The US Copyright Office is taking public comment on potential new rules around generative AI’s use of copyrighted materials, and the biggest AI companies in the world had plenty to say. Below are the arguments from Meta, Google, Microsoft, Adobe, Hugging Face, StabilityAI, and Anthropic, as well as a response from Apple that focused on copyrighting AI-written code.
The Current Debate
There are some differences in their approaches, but the overall message for most is the same: They don’t think they should have to pay to train AI models on copyrighted work.
How AI is rewriting the internet
The Copyright Office opened the comment period on August 30th, with an October 18th due date for written comments regarding changes it was considering around the use of copyrighted data for AI model training, whether AI-generated material can be copyrighted without human involvement, and AI copyright liability. There’s been no shortage of copyright lawsuits in the last year, with artists, authors, developers, and companies alike alleging violations in different cases.
Meta: "Copyright holders wouldn’t get much money anyway"
"Imposing a first-of-its-kind licensing regime now, well after the fact, will cause chaos as developers seek to identify millions and millions of rights-holders, for very little benefit, given that any fair royalty due would be incredibly small in light of the insignificance of any one work among an AI training set."
Google: "AI training is just like reading a book"
"If training could be accomplished without the creation of copies, there would be no copyright questions here. Indeed, the act of 'knowledge harvesting,' to use the Court’s metaphor from Harper & Row, like the act of reading a book and learning the facts and ideas within it, would not only be non-infringing, it would further the very purpose of copyright law. The mere fact that, as a technological matter, copies need to be made to extract those ideas and facts from copyrighted works should not alter that result."
Microsoft: "Changing copyright law could hurt small AI developers"
"Any requirement to obtain consent for accessible works to be used for training would chill AI innovation. It is not feasible to achieve the scale of data necessary to develop responsible AI models even when the identity of a work and its owner is known. Such licensing schemes will also impede innovation from start-ups and entrants who don’t have the resources to obtain licenses, leaving AI development to a small set of companies with the resources to run large-scale licensing programs or to developers in countries that have decided that use of copyrighted works to train AI models is not infringement."
Adobe: "It’s fair use, like when Accolade copied Sega’s code"
"In Sega v. Accolade, the Ninth Circuit held that intermediate copying of Sega’s software was fair use. The defendant made copies while reverse engineering to discover the functional requirements—unprotected information—for making games compatible with Sega’s gaming console. Such intermediate copying also benefited the public: it led to an increase in the number of independently designed video games (which contain a mix of functional and creative aspects) available for Sega’s console. This growth in creative expression was precisely what the Copyright Act was intended to promote."
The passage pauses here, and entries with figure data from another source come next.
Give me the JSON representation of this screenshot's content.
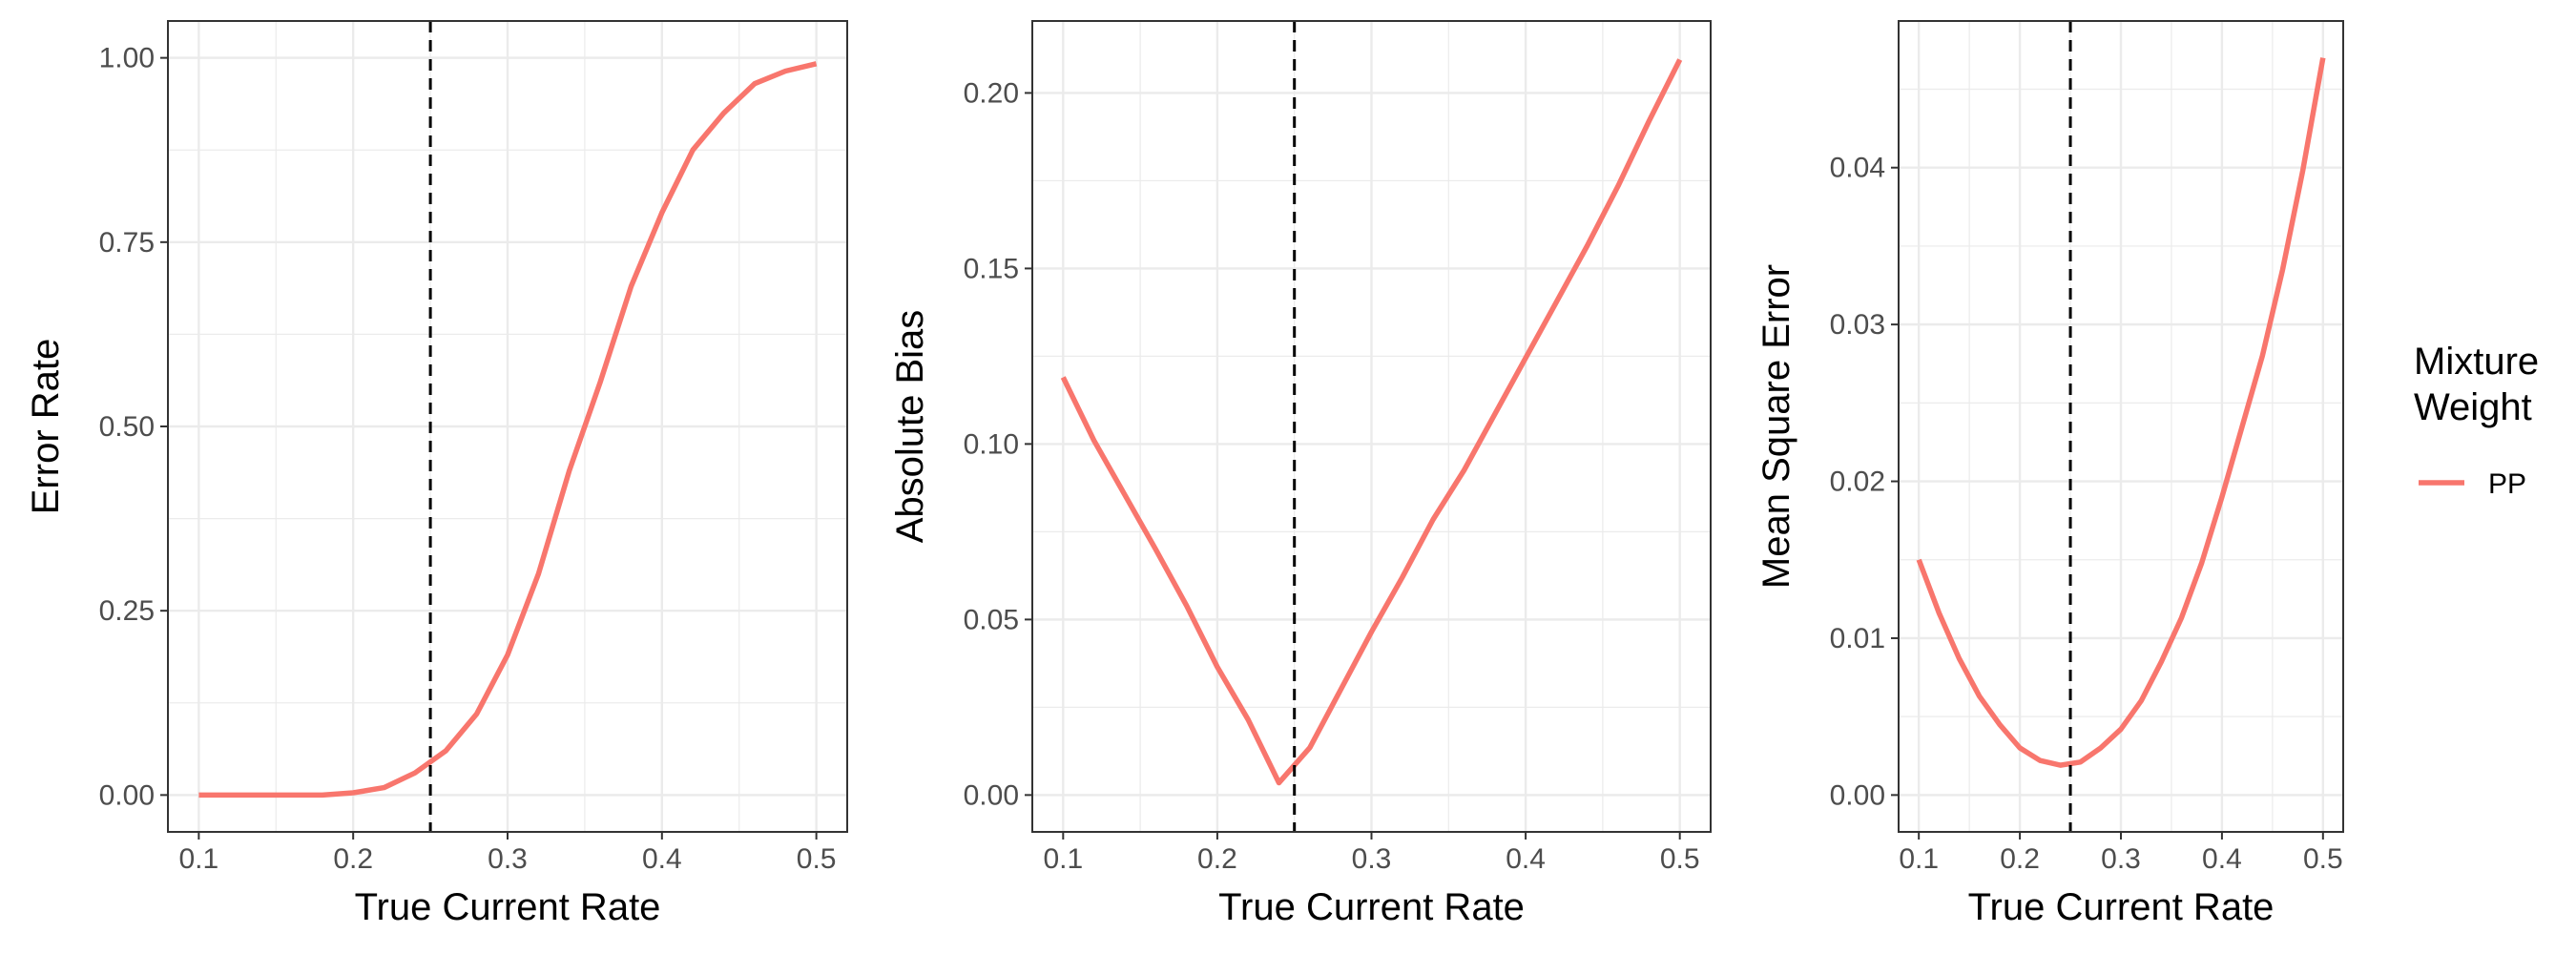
{
  "chart_data": [
    {
      "type": "line",
      "xlabel": "True Current Rate",
      "ylabel": "Error Rate",
      "xlim": [
        0.1,
        0.5
      ],
      "ylim": [
        0,
        1
      ],
      "xticks": [
        "0.1",
        "0.2",
        "0.3",
        "0.4",
        "0.5"
      ],
      "yticks": [
        "0.00",
        "0.25",
        "0.50",
        "0.75",
        "1.00"
      ],
      "vline": 0.25,
      "grid": true,
      "series": [
        {
          "name": "PP",
          "x": [
            0.1,
            0.12,
            0.14,
            0.16,
            0.18,
            0.2,
            0.22,
            0.24,
            0.26,
            0.28,
            0.3,
            0.32,
            0.34,
            0.36,
            0.38,
            0.4,
            0.42,
            0.44,
            0.46,
            0.48,
            0.5
          ],
          "y": [
            0.0,
            0.0,
            0.0,
            0.0,
            0.0,
            0.003,
            0.01,
            0.03,
            0.06,
            0.11,
            0.19,
            0.3,
            0.44,
            0.56,
            0.69,
            0.79,
            0.875,
            0.925,
            0.965,
            0.982,
            0.992
          ]
        }
      ]
    },
    {
      "type": "line",
      "xlabel": "True Current Rate",
      "ylabel": "Absolute Bias",
      "xlim": [
        0.1,
        0.5
      ],
      "ylim": [
        0,
        0.21
      ],
      "xticks": [
        "0.1",
        "0.2",
        "0.3",
        "0.4",
        "0.5"
      ],
      "yticks": [
        "0.00",
        "0.05",
        "0.10",
        "0.15",
        "0.20"
      ],
      "vline": 0.25,
      "grid": true,
      "series": [
        {
          "name": "PP",
          "x": [
            0.1,
            0.12,
            0.14,
            0.16,
            0.18,
            0.2,
            0.22,
            0.24,
            0.26,
            0.28,
            0.3,
            0.32,
            0.34,
            0.36,
            0.38,
            0.4,
            0.42,
            0.44,
            0.46,
            0.48,
            0.5
          ],
          "y": [
            0.119,
            0.101,
            0.0855,
            0.07,
            0.054,
            0.0365,
            0.0215,
            0.0035,
            0.0135,
            0.03,
            0.0465,
            0.062,
            0.0785,
            0.0925,
            0.1085,
            0.1245,
            0.1405,
            0.1565,
            0.1735,
            0.192,
            0.2095
          ]
        }
      ]
    },
    {
      "type": "line",
      "xlabel": "True Current Rate",
      "ylabel": "Mean Square Error",
      "xlim": [
        0.1,
        0.5
      ],
      "ylim": [
        0,
        0.047
      ],
      "xticks": [
        "0.1",
        "0.2",
        "0.3",
        "0.4",
        "0.5"
      ],
      "yticks": [
        "0.00",
        "0.01",
        "0.02",
        "0.03",
        "0.04"
      ],
      "vline": 0.25,
      "grid": true,
      "series": [
        {
          "name": "PP",
          "x": [
            0.1,
            0.12,
            0.14,
            0.16,
            0.18,
            0.2,
            0.22,
            0.24,
            0.26,
            0.28,
            0.3,
            0.32,
            0.34,
            0.36,
            0.38,
            0.4,
            0.42,
            0.44,
            0.46,
            0.48,
            0.5
          ],
          "y": [
            0.015,
            0.0116,
            0.0087,
            0.0063,
            0.0045,
            0.003,
            0.0022,
            0.0019,
            0.0021,
            0.003,
            0.0042,
            0.006,
            0.0085,
            0.0113,
            0.0148,
            0.019,
            0.0235,
            0.028,
            0.0335,
            0.0398,
            0.047
          ]
        }
      ]
    }
  ],
  "legend": {
    "title_line1": "Mixture",
    "title_line2": "Weight",
    "items": [
      {
        "label": "PP",
        "color": "#f8766d"
      }
    ]
  },
  "colors": {
    "series": "#f8766d",
    "gridline": "#ebebeb",
    "panel_border": "#333333",
    "vline": "#000000"
  }
}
Anthropic: "Copying is just an intermediate step"
"For Claude, as discussed above, the training process makes copies of information for the purposes of performing a statistical analysis of the data. The copying is merely an intermediate step, extracting unprotectable elements about the entire corpus of works, in order to create new outputs. In this way, the use of the original copyrighted work is non-expressive; that is, it is not re-using the copyrighted expression to communicate it to users."
Andreessen Horowitz: "Investors have spent ‘billions and billions’"
"There has been an enormous amount of investment—billions and billions of dollars—in the development of AI technologies, premised on an understanding that, under current copyright law, any copying necessary to extract statistical facts is permitted. A change in this regime will significantly disrupt settled expectations in this area. Those expectations have been a critical factor in the enormous investment of private capital into U.S.-based AI companies which, in turn, has made the U.S. a global leader in AI. Undermining those expectations will jeopardize future investment, along with U.S. economic competitiveness and national security."
Hugging Face: "Training on copyrighted material is fair use"
"The use of a given work in training is of a broadly beneficial purpose: the creation of a distinctive and productive AI model. Rather than replacing the specific communicative expression of the initial work, the model is capable of creating a wide variety of different sort of outputs wholly unrelated to that underlying, copyrightable expression. For those and other reasons, generative AI models are generally fair use when they train on large numbers of copyrighted works. We use 'generally' deliberately, however, as one can imagine patterns of facts that would raise tougher calls."
StabilityAI: "Other countries call AI model training fair use"
"A range of jurisdictions including Singapore, Japan, the European Union, the Republic of Korea, Taiwan, Malaysia, and Israel have reformed their copyright laws to create safe harbors for AI training that achieve similar effects of fair use. In the United Kingdom, the Government Chief Scientific Advisor has recommended that 'if the government’s aim is to promote an innovative AI industry in the UK, it should enable mining of available data, text, and images (the input) and utilize existing protections of copyright and IP law on the output of AI."
Apple: "Let us copyright our AI-made code"
"In circumstances where a human developer controls the expressive elements of output and the decisions to modify, add to, enhance, or even reject suggested code, the final code that results from the developer’s interactions with the tools will have sufficient human authorship to be copyrightable."